A NEW anti-Brexit political party bringing together “disgruntled” Remainer politicians could struggle to appeal to the masses because “there isn’t a great deal of agreement between these parties”, insisted politics professor Wyn Grant.
Professor Wyn Grant from the University of Warwick questioned whether there would be anything to unite politicians in a potential centrist party.
He told RT UK: “One would have to ask what is the programme of this party going to be. Now, ok, it’s largely about Brexit, about having a very soft Brexit and having a second referendum, possibly halting Brexit altogether.
“But when you go beyond that, in fact, there isn’t a great deal of agreement between these parties, liberal democrats have traditionally been very strong on things like human rights.
“The Conservatives are fiscally very Conservative – they want to or have had austerity policies and then you have people like Chuka Umunna who have a very different view about what he wants to do about public spending.
"I have a great difficulty in seeing what the coherence of this party would be once you’ve gone beyond the single albeit important issue of Brexit.”
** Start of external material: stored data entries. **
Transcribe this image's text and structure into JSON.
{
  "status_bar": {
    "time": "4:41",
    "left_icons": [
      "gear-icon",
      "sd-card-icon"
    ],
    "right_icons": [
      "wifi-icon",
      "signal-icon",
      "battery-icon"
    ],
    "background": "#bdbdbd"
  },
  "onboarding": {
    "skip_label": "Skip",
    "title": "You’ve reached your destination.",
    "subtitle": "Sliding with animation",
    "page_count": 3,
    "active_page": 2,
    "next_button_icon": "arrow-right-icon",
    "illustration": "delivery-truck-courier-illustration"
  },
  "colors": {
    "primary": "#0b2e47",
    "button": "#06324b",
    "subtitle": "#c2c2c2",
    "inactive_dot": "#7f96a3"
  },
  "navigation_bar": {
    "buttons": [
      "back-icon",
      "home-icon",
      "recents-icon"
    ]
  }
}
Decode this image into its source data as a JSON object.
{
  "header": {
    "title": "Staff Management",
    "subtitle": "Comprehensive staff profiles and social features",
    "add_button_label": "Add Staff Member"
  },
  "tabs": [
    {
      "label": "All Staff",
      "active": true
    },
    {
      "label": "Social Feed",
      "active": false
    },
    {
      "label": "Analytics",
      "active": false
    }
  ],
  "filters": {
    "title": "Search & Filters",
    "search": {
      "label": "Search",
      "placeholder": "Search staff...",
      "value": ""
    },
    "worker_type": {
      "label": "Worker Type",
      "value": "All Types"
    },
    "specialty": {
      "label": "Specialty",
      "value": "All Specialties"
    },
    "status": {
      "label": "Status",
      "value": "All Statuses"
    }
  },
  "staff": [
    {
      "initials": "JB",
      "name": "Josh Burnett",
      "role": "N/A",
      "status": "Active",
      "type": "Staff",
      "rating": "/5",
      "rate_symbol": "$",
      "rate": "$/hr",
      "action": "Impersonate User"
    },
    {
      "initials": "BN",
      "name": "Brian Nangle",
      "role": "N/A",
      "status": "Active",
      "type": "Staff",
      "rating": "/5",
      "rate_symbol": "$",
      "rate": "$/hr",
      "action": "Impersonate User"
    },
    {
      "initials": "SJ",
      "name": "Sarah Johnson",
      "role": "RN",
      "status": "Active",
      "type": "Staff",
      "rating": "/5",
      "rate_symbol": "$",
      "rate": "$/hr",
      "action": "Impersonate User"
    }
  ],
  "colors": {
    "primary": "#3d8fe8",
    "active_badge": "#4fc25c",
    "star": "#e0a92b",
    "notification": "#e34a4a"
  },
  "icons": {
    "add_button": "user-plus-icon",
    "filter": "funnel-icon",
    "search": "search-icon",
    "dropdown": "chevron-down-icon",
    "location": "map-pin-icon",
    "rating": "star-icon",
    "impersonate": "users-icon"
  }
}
He also said it “doesn’t seem very likely to me” that there will be a charismatic person to lead the new anti-Brexit centrist party.
Mr Grant added: “Vince Cable, although he’s a very able politician in some respects, I would hardly describe him as charismatic.
“So, I don’t really see where the effective leadership for this party is going to come from.”
The politics professor said the party will be full of a “collection of people who are disgruntled with the policies of their existing parties” but questioned whether the politicians would be able to offer something that would appeal to large numbers of voters.
The Observer revealed in April that a new political party has secretly been under development with access to up to £50million in funding from entrepreneurs, philanthropists and donors.